We went away in summer, and it feels almost as if we have come back to autumn. It is mostly the illusion caused by the week’s gap, but not all. The rowans are red, the elderflower is over (it seemed to go on and on this year, and in England it is flowering yet), and all the birds have fledged, even the big black-backed gull chicks who were trampolining about on their warehouse roof, while the older birds all trash-talked them into finally making the jump. The swifts have gone, and I’ve seen the first geese and heard curlews heading coastwards.
Ther vegetable patch is coming good. We’ve started eating courgettes, and the first beans will be later this week. There are tomatoes ripening – not many, pollination has been poor, and now the bean plants aren’t so tall the pigeons can’t find the cabbages so easily.And my companion planting of borage and marigold looks fabulous, even if it doesn’t seem to achieve much!

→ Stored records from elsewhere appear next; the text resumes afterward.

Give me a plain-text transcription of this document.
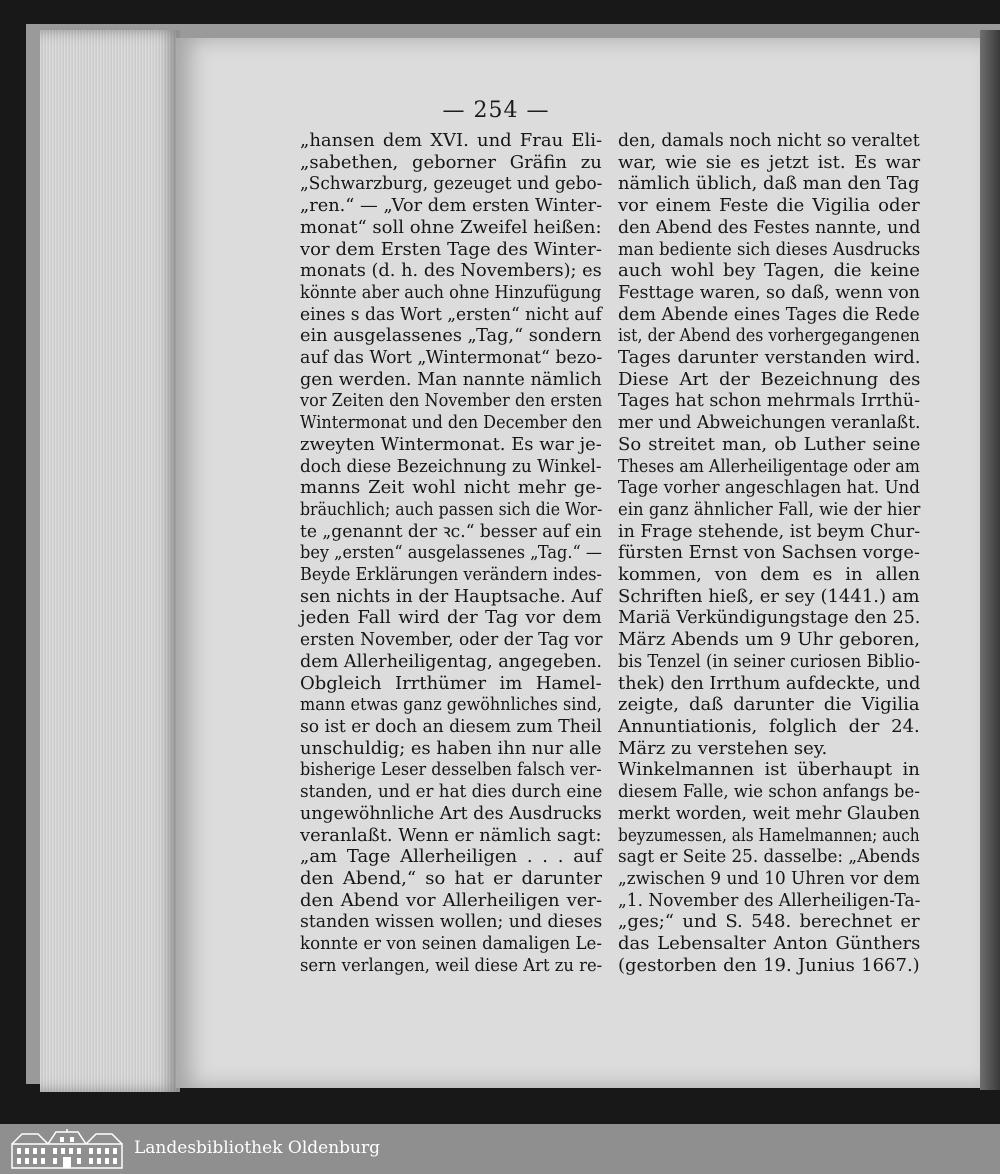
— 254 —
„hansen dem XVI. und Frau Eli-
„sabethen, geborner Gräfin zu
„Schwarzburg, gezeuget und gebo-
„ren.“ — „Vor dem ersten Winter-
monat“ soll ohne Zweifel heißen:
vor dem Ersten Tage des Winter-
monats (d. h. des Novembers); es
könnte aber auch ohne Hinzufügung
eines s das Wort „ersten“ nicht auf
ein ausgelassenes „Tag,“ sondern
auf das Wort „Wintermonat“ bezo-
gen werden. Man nannte nämlich
vor Zeiten den November den ersten
Wintermonat und den December den
zweyten Wintermonat. Es war je-
doch diese Bezeichnung zu Winkel-
manns Zeit wohl nicht mehr ge-
bräuchlich; auch passen sich die Wor-
te „genannt der ꝛc.“ besser auf ein
bey „ersten“ ausgelassenes „Tag.“ —
Beyde Erklärungen verändern indes-
sen nichts in der Hauptsache. Auf
jeden Fall wird der Tag vor dem
ersten November, oder der Tag vor
dem Allerheiligentag, angegeben.
Obgleich Irrthümer im Hamel-
mann etwas ganz gewöhnliches sind,
so ist er doch an diesem zum Theil
unschuldig; es haben ihn nur alle
bisherige Leser desselben falsch ver-
standen, und er hat dies durch eine
ungewöhnliche Art des Ausdrucks
veranlaßt. Wenn er nämlich sagt:
„am Tage Allerheiligen . . . auf
den Abend,“ so hat er darunter
den Abend vor Allerheiligen ver-
standen wissen wollen; und dieses
konnte er von seinen damaligen Le-
sern verlangen, weil diese Art zu re-
den, damals noch nicht so veraltet
war, wie sie es jetzt ist. Es war
nämlich üblich, daß man den Tag
vor einem Feste die Vigilia oder
den Abend des Festes nannte, und
man bediente sich dieses Ausdrucks
auch wohl bey Tagen, die keine
Festtage waren, so daß, wenn von
dem Abende eines Tages die Rede
ist, der Abend des vorhergegangenen
Tages darunter verstanden wird.
Diese Art der Bezeichnung des
Tages hat schon mehrmals Irrthü-
mer und Abweichungen veranlaßt.
So streitet man, ob Luther seine
Theses am Allerheiligentage oder am
Tage vorher angeschlagen hat. Und
ein ganz ähnlicher Fall, wie der hier
in Frage stehende, ist beym Chur-
fürsten Ernst von Sachsen vorge-
kommen, von dem es in allen
Schriften hieß, er sey (1441.) am
Mariä Verkündigungstage den 25.
März Abends um 9 Uhr geboren,
bis Tenzel (in seiner curiosen Biblio-
thek) den Irrthum aufdeckte, und
zeigte, daß darunter die Vigilia
Annuntiationis, folglich der 24.
März zu verstehen sey.
Winkelmannen ist überhaupt in
diesem Falle, wie schon anfangs be-
merkt worden, weit mehr Glauben
beyzumessen, als Hamelmannen; auch
sagt er Seite 25. dasselbe: „Abends
„zwischen 9 und 10 Uhren vor dem
„1. November des Allerheiligen-Ta-
„ges;“ und S. 548. berechnet er
das Lebensalter Anton Günthers
(gestorben den 19. Junius 1667.)
Landesbibliothek Oldenburg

This photo was meant to be a spider’s web, coloured rusty with the spores of the fern it stretches over, but I’m not sure whether you can make it out.I’ve sown some of it, according to the instructions on Sunday’s Gardener’s Question Time, just for curiosity. Fernseed is curious stuff. Apart from the fact it isn’t actually seed at all, it was popularly supposed to be magical – if you mixed it with oil it could make a potion enabling you to see fairies. I think I’ll settle for some more fernlets to plant in the shady places!